Each ride is initiated by launching the car with sufficient energy to reach height ~h~. That is, the car will continue to travel as long as the elevation of the track does not exceed ~h~, and as long as the end of the track is not reached.
Given the record for all the day's rides and track configuration changes, compute for each ride the number of rails traversed by the car before it stops.
Internally, the simulator represents the track as a sequence of ~n~ elevation changes, one for each rail. The ~i~-th number ~d_i~ represents the elevation change (in centimetres) over the ~i~-th rail. Suppose that after traversing ~i-1~ rails the car has reached an elevation of ~h~ centimetres. After traversing ~i~ rails the car will have reached an elevation of ~h+d_i~ centimetres.
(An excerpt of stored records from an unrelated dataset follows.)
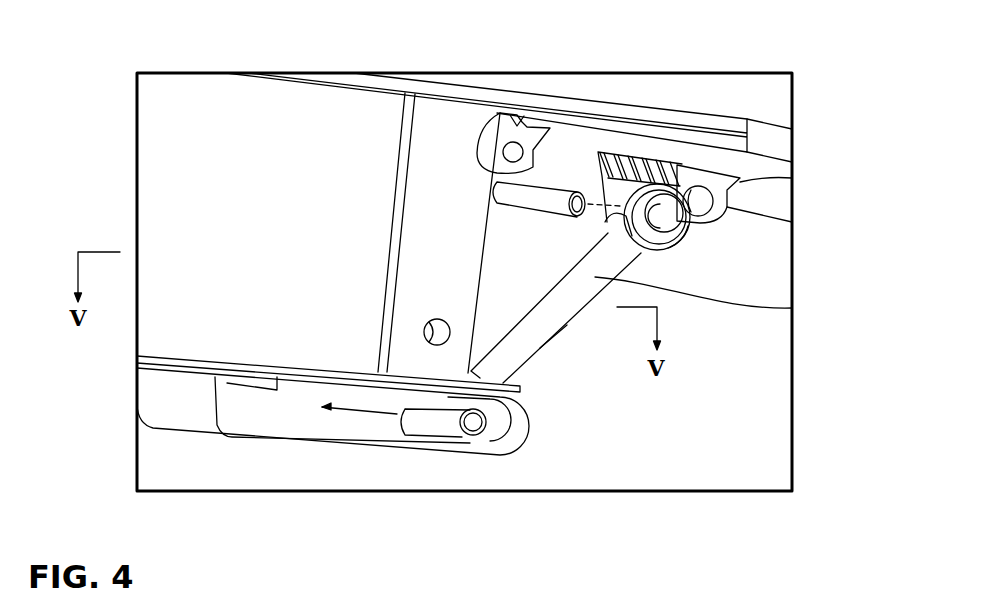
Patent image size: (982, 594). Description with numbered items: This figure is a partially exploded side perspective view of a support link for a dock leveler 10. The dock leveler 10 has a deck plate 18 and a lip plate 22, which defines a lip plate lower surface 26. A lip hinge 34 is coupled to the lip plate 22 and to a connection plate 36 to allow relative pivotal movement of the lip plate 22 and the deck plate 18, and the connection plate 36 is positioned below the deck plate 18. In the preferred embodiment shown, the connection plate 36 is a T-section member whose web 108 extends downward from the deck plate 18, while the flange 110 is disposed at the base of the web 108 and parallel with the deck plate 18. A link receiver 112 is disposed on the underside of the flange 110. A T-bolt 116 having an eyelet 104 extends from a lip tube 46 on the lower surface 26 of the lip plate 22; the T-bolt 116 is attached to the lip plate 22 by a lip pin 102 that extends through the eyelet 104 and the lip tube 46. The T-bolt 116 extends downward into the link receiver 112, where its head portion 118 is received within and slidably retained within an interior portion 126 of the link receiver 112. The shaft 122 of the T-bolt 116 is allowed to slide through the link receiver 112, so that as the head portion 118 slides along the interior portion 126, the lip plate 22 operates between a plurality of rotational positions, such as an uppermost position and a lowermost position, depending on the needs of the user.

The dock leveler 10 is at (177, 60).
The deck plate 18 is at (442, 93).
The lip plate 22 is at (770, 140).
The lip plate lower surface 26 is at (770, 200).
The lip hinge 34 is at (508, 113).
The connection plate 36 is at (187, 193).
The lip tube 46 is at (748, 186).
The lip pin 102 is at (550, 195).
The eyelet 104 is at (630, 188).
The web 108 is at (305, 135).
The flange 110 is at (515, 392).
The link receiver 112 is at (340, 443).
The T-bolt 116 is at (567, 325).
The head portion 118 is at (473, 424).
The shaft 122 is at (792, 308).
The interior portion 126 is at (293, 404).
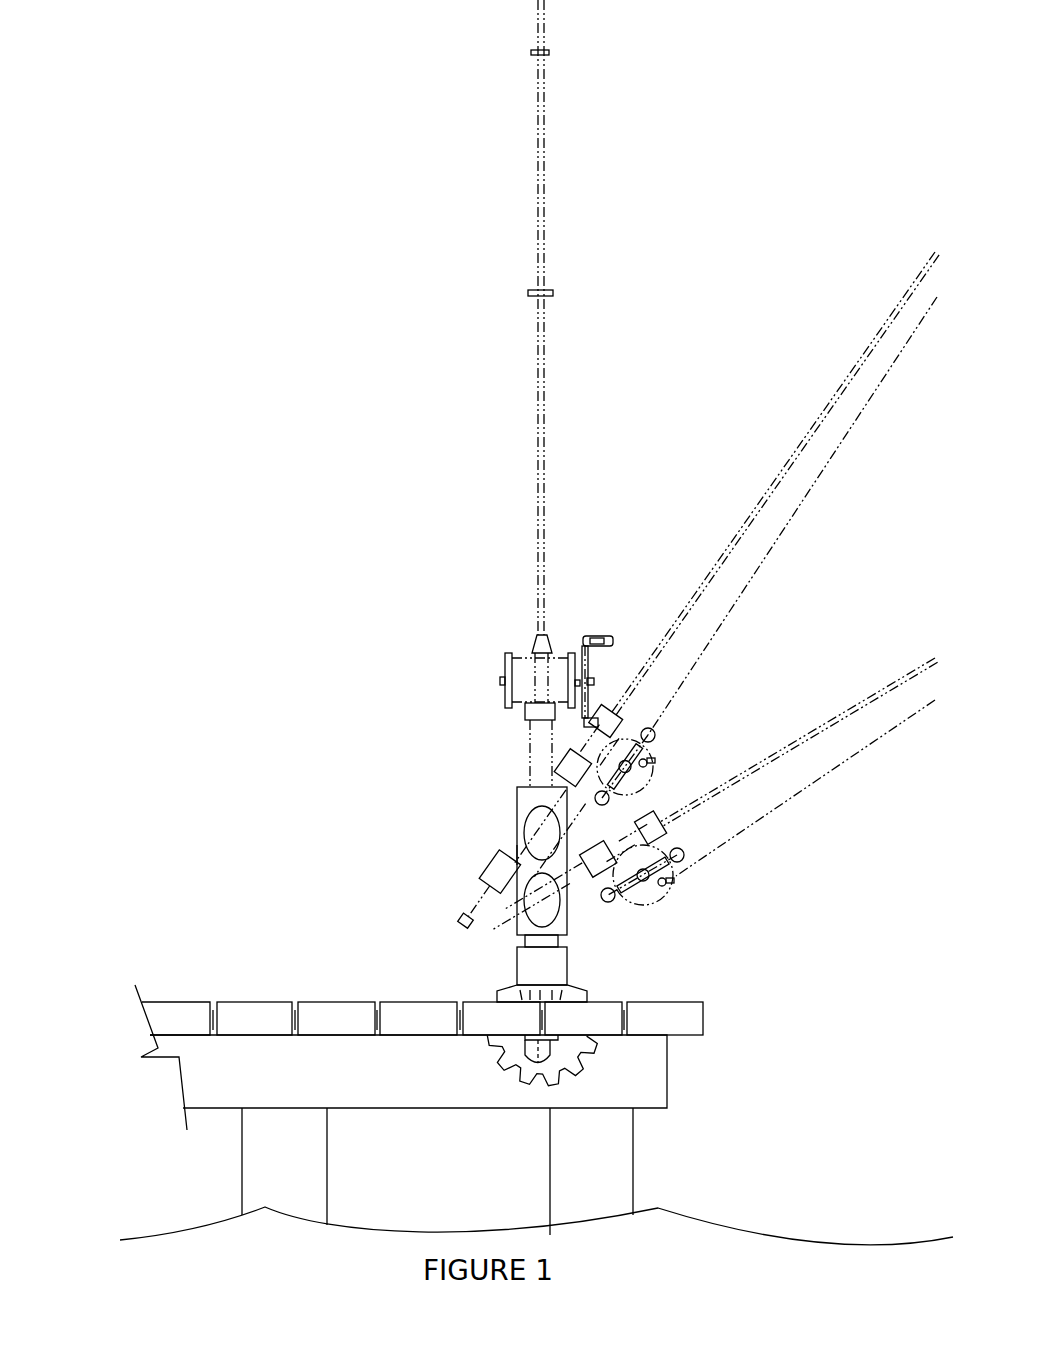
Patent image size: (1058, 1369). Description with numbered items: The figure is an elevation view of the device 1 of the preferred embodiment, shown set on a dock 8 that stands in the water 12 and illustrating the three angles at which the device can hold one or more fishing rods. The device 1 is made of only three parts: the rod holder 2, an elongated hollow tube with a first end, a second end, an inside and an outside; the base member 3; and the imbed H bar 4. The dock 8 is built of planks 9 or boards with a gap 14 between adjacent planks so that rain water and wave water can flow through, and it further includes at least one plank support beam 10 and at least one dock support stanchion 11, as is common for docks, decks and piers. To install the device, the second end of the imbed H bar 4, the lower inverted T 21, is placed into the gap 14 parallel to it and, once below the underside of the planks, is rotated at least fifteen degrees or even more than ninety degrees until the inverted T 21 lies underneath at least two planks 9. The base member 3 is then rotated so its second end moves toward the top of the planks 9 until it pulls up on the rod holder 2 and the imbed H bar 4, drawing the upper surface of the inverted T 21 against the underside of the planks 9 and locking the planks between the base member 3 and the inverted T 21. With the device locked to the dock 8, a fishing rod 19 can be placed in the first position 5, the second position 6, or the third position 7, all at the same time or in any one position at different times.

The device 1 is at (517, 802).
The rod holder 2 is at (517, 852).
The base member 3 is at (567, 960).
The imbed H bar 4 is at (523, 1048).
The first position 5 is at (782, 470).
The second position 6 is at (865, 698).
The third position 7 is at (538, 393).
The dock 8 is at (327, 1002).
The planks 9 is at (180, 1002).
The plank support beam 10 is at (660, 1110).
The dock support stanchion 11 is at (242, 1173).
The water 12 is at (743, 1232).
The gap 14 is at (213, 1037).
The fishing rod 19 is at (538, 482).
The lower inverted T 21 is at (540, 1072).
Initially the rails are horizontal; that is, ~d_i = 0~ for all ~i~. Rides and reconfigurations are interleaved throughout the day. Each reconfiguration is specified by three numbers: ~a, b~ and ~D~. The segment to be adjusted consists of rails ~a~ through ~b~ (inclusive). The elevation change over each rail in the segment is set to ~D~. That is, ~d_i = D~ for all ~a \le i \le b~.
Each ride is specified by one number ~h~ — the maximum height that the car can reach.
Write a program that:
- reads from the standard input a sequence of interleaved reconfigurations and rides,
- for each ride computes the number of rails traversed by the car,
- writes the results to the standard output.
The first line of input contains one positive integer ~n~ — the number of rails, ~1 \le n \le 1\,000\,000\,000~. The following lines contain reconfigurations interleaved with rides, followed by an end marker. Each line contains one of:
- Reconfiguration — a single letter
I, and integers ~a,b~ and ~D~, all separated by single spaces ~(1 \le a \le b \le n, -1\,000\,000\,000 \le D \le 1\,000\,000\,000)~.
- Ride — a single letter
Q, and an integer ~h~ ~(0 \le h \le 1\,000\,000\,000)~ separated by a single space;
- A single letter
E— the end marker, indicating the end of the input data.
You may assume that at any moment the elevation of any point in the track is in the interval ~[0,1\,000\,000\,000]~ centimetres.
The input contains no more than ~100\,000~ lines.
In ~50\%~ of test cases ~n~ satisfies ~1 \le n \le 20\,000~ and there are no more than ~1\,000~ lines of input.
The ~i~-th line of output should consist of one integer — the number of rails traversed by the car during the ~i~-th ride.
4 Q 1 I 1 4 2 Q 3 Q 1 I 2 2 -1 Q 3 E
4 1 0 3
Views of the track before and after each reconfiguration. The ~x~ axis denotes the rail number. The ~y~ axis and the numbers over points denote elevation. The numbers over segments denote elevation changes.